Mon Nov 27, 2017 5:07 pm

RegGuheert wrote:
GRA wrote:No need, just confirms my point.
This confirms my point: Zero Battery Degradation Replacements Giving Chevy Volts an Edge

That article was written at about the same time as the link you provided. Zero. None. Nada. Simply put, Chevy provided a 150,000 degradation warranty to many of their customers and had NO claims in the first four years on the road.

Again, the Honda Clarity battery system is the one to worry about since Honda is a company with a history of not standing behind their batteries that wear out. Both the original and the new Chevy Volt have stellar battery-degradation records.
Reg, I believe I was the person who posted that story back when it first came out. :D What it tells us is that owing to GM limiting the usable SoC range to ca. 65% along with an active TMS the 1st Gen. Volt's degradation has been relatively good. Of course, the fact that GM had to certify and warranty the Volt's emission control system, which included the battery, for 150k miles to get CARB certification as a TZEV undoubtedly played a part - the 2011 Volt didn't have that certification because GM didn't have time to do it before the car was introduced.
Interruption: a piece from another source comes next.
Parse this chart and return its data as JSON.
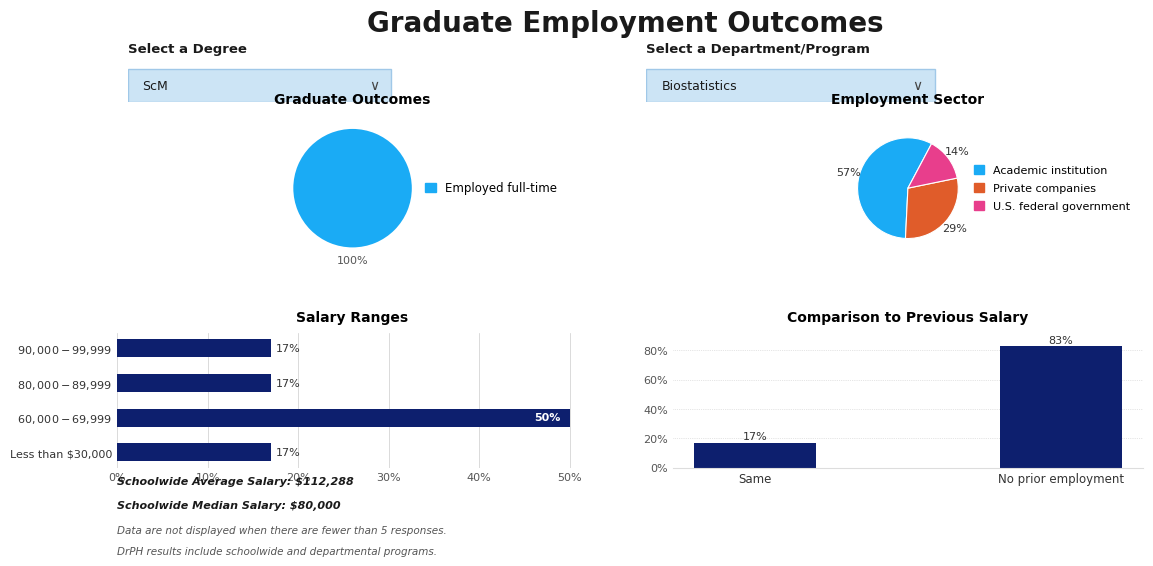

None of this tells us what's going to happen with the 2nd gen. battery, which uses a greater SoC range of 76-78% of total capacity (GM says 14 kWh/18.4kWh, or 76%. See GM's comparison here: https://media.gm.com/content/dam/Media/ ... ATTERY.pdf Some sources have claimed they've seen up to 14.4kWh usable, or 78%), which is known to increase the rate of degradation - else, there would have been no reason for GM to limit the first gen. pack to 65%. As to Honda, as I've already said several times, absent any track record (based on the same tech and large numbers of vehicles), no one should count on longevity beyond the strength of the warranty. There were so few Accord PHEVs sold that we have almost no info about their packs, and the numbers probably aren't statistically significant in any case. One thing I was not aware of until reading the CARB T.A.R. I started a thread about is that Honda used the same cells for the Accord PHEV as they did the Fit EV. Only they and Mitsubishi (with the Outlander/iMiEV) have done this - everyone else uses different cells for BEVs and PHEVs. See pg. 20 here: https://www.arb.ca.gov/msprog/acc/mtr/appendix_c.pdf
Guy [I have lots of experience designing/selling off-grid AE systems, some using EVs but don't own one. Local trips are by foot, bike and/or rapid transit].

The 'best' is the enemy of 'good enough'. Copper shot, not Silver bullets.